Thursday, August 5, 2010

Shielding my son from Violence

New piece posted on the Momoir Project

As my son and I were playing outside the other day, we watched a bird land on our roof.
“Mommy, can I step on that bird?” my three-year-old son asks.
“No!” I yell, “Why would you want to do that?”
“So, I can smush it,” he smiles.
“That is… that is… just wrong, Lucas. We don’t hurt animals.”
“Why?” he asks.
“Because we just don’t. It’s mean. It’s horrible.” I try and convey in my tone how offended I am by his suggestion, but in his eyes I see a twinkle. I can see he’s enjoying getting a reaction out of me. I change the subject, unwilling to fuel the flame of rebellion.
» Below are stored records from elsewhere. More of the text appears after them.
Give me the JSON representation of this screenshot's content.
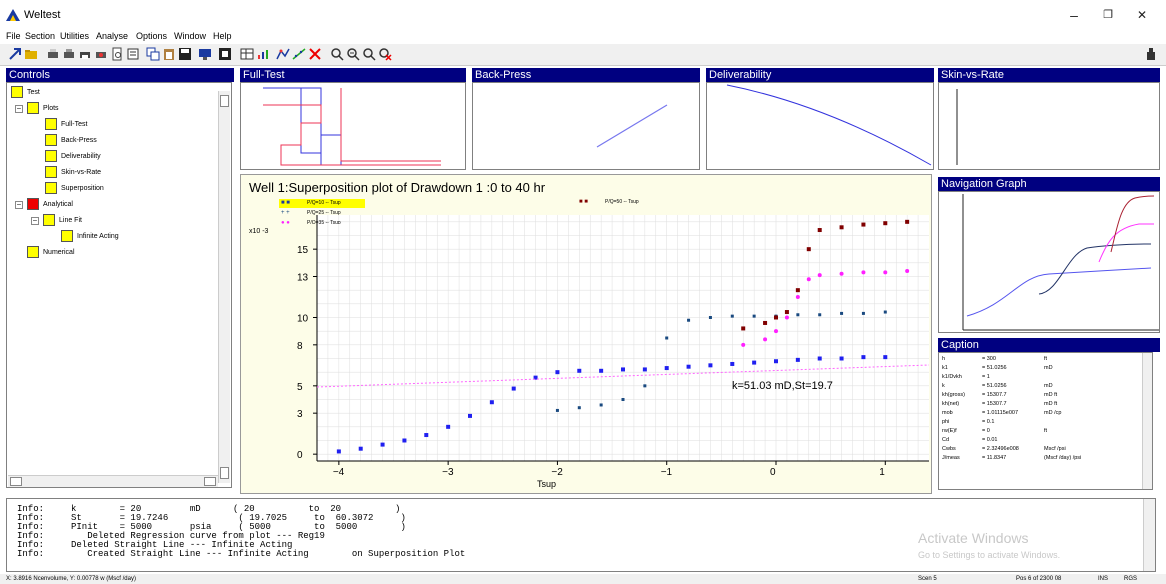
{
  "app": {
    "title": "Weltest"
  },
  "menu": [
    "File",
    "Section",
    "Utilities",
    "Analyse",
    "Options",
    "Window",
    "Help"
  ],
  "window_controls": {
    "minimize": "–",
    "maximize": "❐",
    "close": "✕"
  },
  "panels": {
    "controls": "Controls",
    "full_test": "Full-Test",
    "back_press": "Back-Press",
    "deliverability": "Deliverability",
    "skin_vs_rate": "Skin-vs-Rate",
    "navigation": "Navigation Graph",
    "caption": "Caption"
  },
  "tree": [
    {
      "label": "Test",
      "color": "#ffff00"
    },
    {
      "label": "Plots",
      "color": "#ffff00"
    },
    {
      "label": "Full-Test",
      "color": "#ffff00"
    },
    {
      "label": "Back-Press",
      "color": "#ffff00"
    },
    {
      "label": "Deliverability",
      "color": "#ffff00"
    },
    {
      "label": "Skin-vs-Rate",
      "color": "#ffff00"
    },
    {
      "label": "Superposition",
      "color": "#ffff00"
    },
    {
      "label": "Analytical",
      "color": "#ee0000"
    },
    {
      "label": "Line Fit",
      "color": "#ffff00"
    },
    {
      "label": "Infinite Acting",
      "color": "#ffff00"
    },
    {
      "label": "Numerical",
      "color": "#ffff00"
    }
  ],
  "main_plot": {
    "title": "Well 1:Superposition plot of Drawdown 1 :0 to 40 hr",
    "annotation": "k=51.03 mD,St=19.7",
    "y_multiplier": "x10 -3",
    "legend": [
      "P/Q=10 -- Tsup",
      "P/Q=25 -- Tsup",
      "P/Q=35 -- Tsup",
      "P/Q=50 -- Tsup"
    ]
  },
  "chart_data": {
    "type": "scatter",
    "title": "Well 1:Superposition plot of Drawdown 1 :0 to 40 hr",
    "xlabel": "Tsup",
    "ylabel": "",
    "xlim": [
      -4.2,
      1.4
    ],
    "ylim": [
      -0.5,
      17.5
    ],
    "xticks": [
      -4,
      -3,
      -2,
      -1,
      0,
      1
    ],
    "yticks": [
      0,
      3,
      5,
      8,
      10,
      13,
      15
    ],
    "grid": true,
    "legend_position": "top-left",
    "series": [
      {
        "name": "P/Q=10 -- Tsup",
        "color": "#2020f0",
        "points": [
          [
            -4.0,
            0.2
          ],
          [
            -3.8,
            0.4
          ],
          [
            -3.6,
            0.7
          ],
          [
            -3.4,
            1.0
          ],
          [
            -3.2,
            1.4
          ],
          [
            -3.0,
            2.0
          ],
          [
            -2.8,
            2.8
          ],
          [
            -2.6,
            3.8
          ],
          [
            -2.4,
            4.8
          ],
          [
            -2.2,
            5.6
          ],
          [
            -2.0,
            6.0
          ],
          [
            -1.8,
            6.1
          ],
          [
            -1.6,
            6.1
          ],
          [
            -1.4,
            6.2
          ],
          [
            -1.2,
            6.2
          ],
          [
            -1.0,
            6.3
          ],
          [
            -0.8,
            6.4
          ],
          [
            -0.6,
            6.5
          ],
          [
            -0.4,
            6.6
          ],
          [
            -0.2,
            6.7
          ],
          [
            0.0,
            6.8
          ],
          [
            0.2,
            6.9
          ],
          [
            0.4,
            7.0
          ],
          [
            0.6,
            7.0
          ],
          [
            0.8,
            7.1
          ],
          [
            1.0,
            7.1
          ]
        ]
      },
      {
        "name": "P/Q=25 -- Tsup",
        "color": "#1a4a80",
        "points": [
          [
            -2.0,
            3.2
          ],
          [
            -1.8,
            3.4
          ],
          [
            -1.6,
            3.6
          ],
          [
            -1.4,
            4.0
          ],
          [
            -1.2,
            5.0
          ],
          [
            -1.0,
            8.5
          ],
          [
            -0.8,
            9.8
          ],
          [
            -0.6,
            10.0
          ],
          [
            -0.4,
            10.1
          ],
          [
            -0.2,
            10.1
          ],
          [
            0.0,
            10.1
          ],
          [
            0.2,
            10.2
          ],
          [
            0.4,
            10.2
          ],
          [
            0.6,
            10.3
          ],
          [
            0.8,
            10.3
          ],
          [
            1.0,
            10.4
          ]
        ]
      },
      {
        "name": "P/Q=35 -- Tsup",
        "color": "#ff20ff",
        "points": [
          [
            -0.3,
            8.0
          ],
          [
            -0.1,
            8.4
          ],
          [
            0.0,
            9.0
          ],
          [
            0.1,
            10.0
          ],
          [
            0.2,
            11.5
          ],
          [
            0.3,
            12.8
          ],
          [
            0.4,
            13.1
          ],
          [
            0.6,
            13.2
          ],
          [
            0.8,
            13.3
          ],
          [
            1.0,
            13.3
          ],
          [
            1.2,
            13.4
          ]
        ]
      },
      {
        "name": "P/Q=50 -- Tsup",
        "color": "#800000",
        "points": [
          [
            -0.3,
            9.2
          ],
          [
            -0.1,
            9.6
          ],
          [
            0.0,
            10.0
          ],
          [
            0.1,
            10.4
          ],
          [
            0.2,
            12.0
          ],
          [
            0.3,
            15.0
          ],
          [
            0.4,
            16.4
          ],
          [
            0.6,
            16.6
          ],
          [
            0.8,
            16.8
          ],
          [
            1.0,
            16.9
          ],
          [
            1.2,
            17.0
          ]
        ]
      }
    ]
  },
  "caption_rows": [
    [
      "h",
      "= 300",
      "ft"
    ],
    [
      "k1",
      "= 51.0256",
      "mD"
    ],
    [
      "k1/Dvkh",
      "= 1",
      ""
    ],
    [
      "k",
      "= 51.0256",
      "mD"
    ],
    [
      "kh(gross)",
      "= 15307.7",
      "mD ft"
    ],
    [
      "kh(net)",
      "= 15307.7",
      "mD ft"
    ],
    [
      "mob",
      "= 1.01115e007",
      "mD /cp"
    ],
    [
      "phi",
      "= 0.1",
      ""
    ],
    [
      "rw(E)f",
      "= 0",
      "ft"
    ],
    [
      "Cd",
      "= 0.01",
      ""
    ],
    [
      "Cwbs",
      "= 2.32496e008",
      "Mscf /psi"
    ],
    [
      "J/meas",
      "= 11.8347",
      "(Mscf /day) /psi"
    ]
  ],
  "log_lines": [
    "Info:     k        = 20         mD      ( 20          to  20          )",
    "Info:     St       = 19.7246             ( 19.7025     to  60.3072     )",
    "Info:     PInit    = 5000       psia     ( 5000        to  5000        )",
    "Info:        Deleted Regression curve from plot --- Reg19",
    "Info:     Deleted Straight Line --- Infinite Acting",
    "Info:        Created Straight Line --- Infinite Acting        on Superposition Plot"
  ],
  "watermark": {
    "title": "Activate Windows",
    "subtitle": "Go to Settings to activate Windows."
  },
  "status": {
    "left": "X: 3.8916 Ncenvolume, Y: 0.00778 w (Mscf /day)",
    "mid": "Scen 5",
    "right": "Pos 6 of 2300 08",
    "ins": "INS",
    "num": "RGS"
  }
}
I don’t want my son to want to hurt others. For this reason, I’ve carefully sheltered him from any television violence. So much so that he doesn’t know what a gun or sword is. We call them “tools” which he equates to Bob the Builder and assumes are for fixing things. Despite the fact he’s practically named after George Lucas, he’s never seen Star Wars — I think we can wait a little longer before light sabers and gun ships become part of his repertoire.
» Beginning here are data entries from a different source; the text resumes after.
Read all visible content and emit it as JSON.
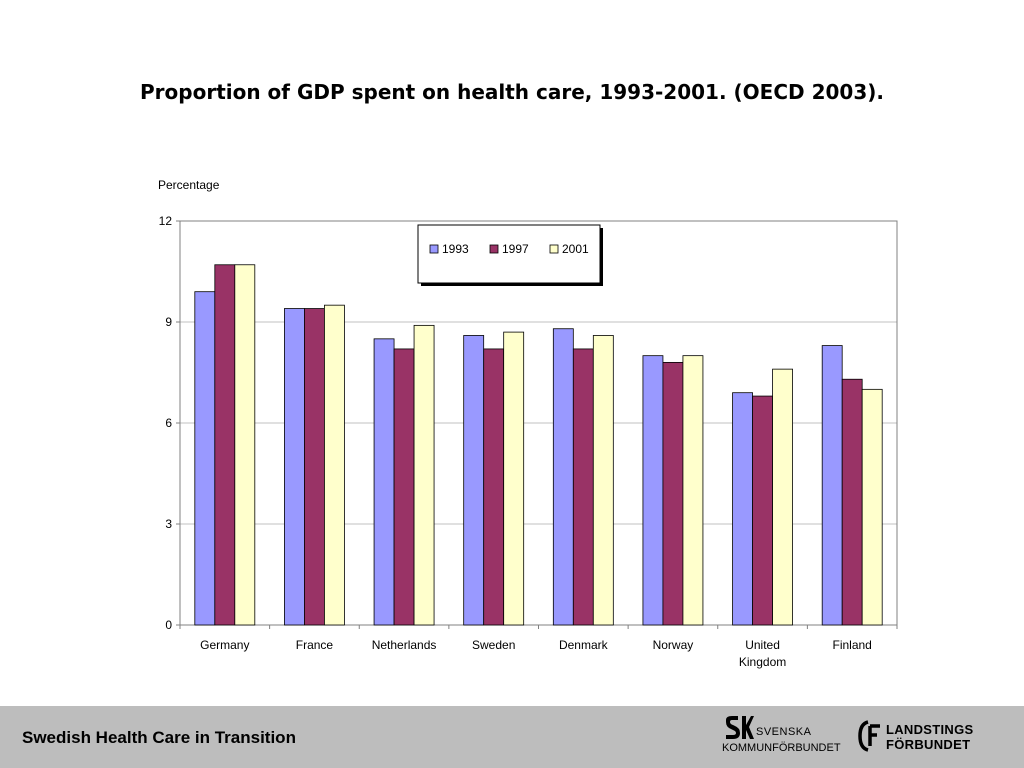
{
  "slide": {
    "title": "Proportion of GDP spent on health care, 1993-2001. (OECD 2003)."
  },
  "footer": {
    "title": "Swedish Health Care in Transition",
    "logo_sk_name": "SVENSKA",
    "logo_sk_sub": "KOMMUNFÖRBUNDET",
    "logo_lf_line1": "LANDSTINGS",
    "logo_lf_line2": "FÖRBUNDET"
  },
  "chart_data": {
    "type": "bar",
    "title": "",
    "ylabel": "Percentage",
    "xlabel": "",
    "ylim": [
      0,
      12
    ],
    "yticks": [
      0,
      3,
      6,
      9,
      12
    ],
    "grid": true,
    "legend_position": "top-center",
    "categories": [
      [
        "Germany"
      ],
      [
        "France"
      ],
      [
        "Netherlands"
      ],
      [
        "Sweden"
      ],
      [
        "Denmark"
      ],
      [
        "Norway"
      ],
      [
        "United",
        "Kingdom"
      ],
      [
        "Finland"
      ]
    ],
    "series": [
      {
        "name": "1993",
        "color": "#9999ff",
        "values": [
          9.9,
          9.4,
          8.5,
          8.6,
          8.8,
          8.0,
          6.9,
          8.3
        ]
      },
      {
        "name": "1997",
        "color": "#993366",
        "values": [
          10.7,
          9.4,
          8.2,
          8.2,
          8.2,
          7.8,
          6.8,
          7.3
        ]
      },
      {
        "name": "2001",
        "color": "#ffffcc",
        "values": [
          10.7,
          9.5,
          8.9,
          8.7,
          8.6,
          8.0,
          7.6,
          7.0
        ]
      }
    ]
  }
}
But how long can I shelter him from a boy’s seemingly natural interest in violence? Won’t I let him watch cartoons with his Dad? Will he not be allowed to play certain video games that his friends play? Will I deny him gun toys? How long can I put off, truly, the main source of entertainment for most boys? And if I do shield him, won’t he just find other sources of it, and won’t it be that much cooler if it’s forbidden?
Lighten up, people tell me. Little boys have been playing war for as long as history can tell us. But lighten up to me means becoming desensitized to the reality of what we’re talking about. Playing war, to me, belittles the reality of the many wars going on right now: the lives lost, the children dying. Maybe I do take it all too literally, but I just can’t take it when violence is a source of entertainment.
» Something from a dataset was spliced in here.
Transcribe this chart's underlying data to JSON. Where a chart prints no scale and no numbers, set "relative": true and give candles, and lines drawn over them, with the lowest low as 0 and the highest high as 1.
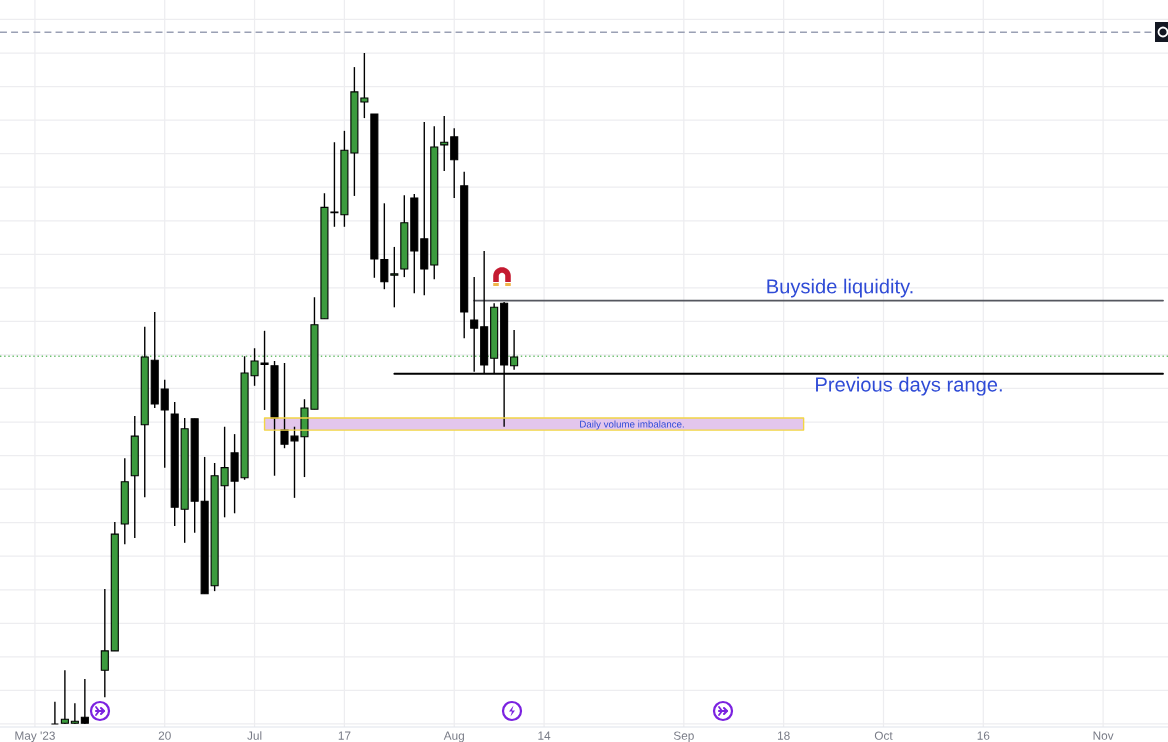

Worse, I can’t handle it when violence is not even given a second thought. I go to people’s houses and they have CSI playing in the background where some woman (always a woman) is murdered, and it’s background noise. It’s like the news – where a little ticker tape at the bottom of the screen tells me 14 people died in a plane crash today, a woman’s body found in a ditch today. It dishonors those 14 people, that dead woman, to just let them be information, like the weather report.
I know I’m not like most people. I know that because I’m so affected by media violence, I’ve made a conscious decision to censor it from my life. But is it my right to do that to my son, leaving him socially ostracized from his male peers as he grows up, unaware of the world around him?
I’ve created a bubble for myself and for my son as I try to protect us from images and messages of violence. I can try and seal the bubble shut as the messages get louder and images get bigger, but at some point, he’s going to want to pop it for himself. I guess my only choice is to be there for him when he does, and hope that he asks questions.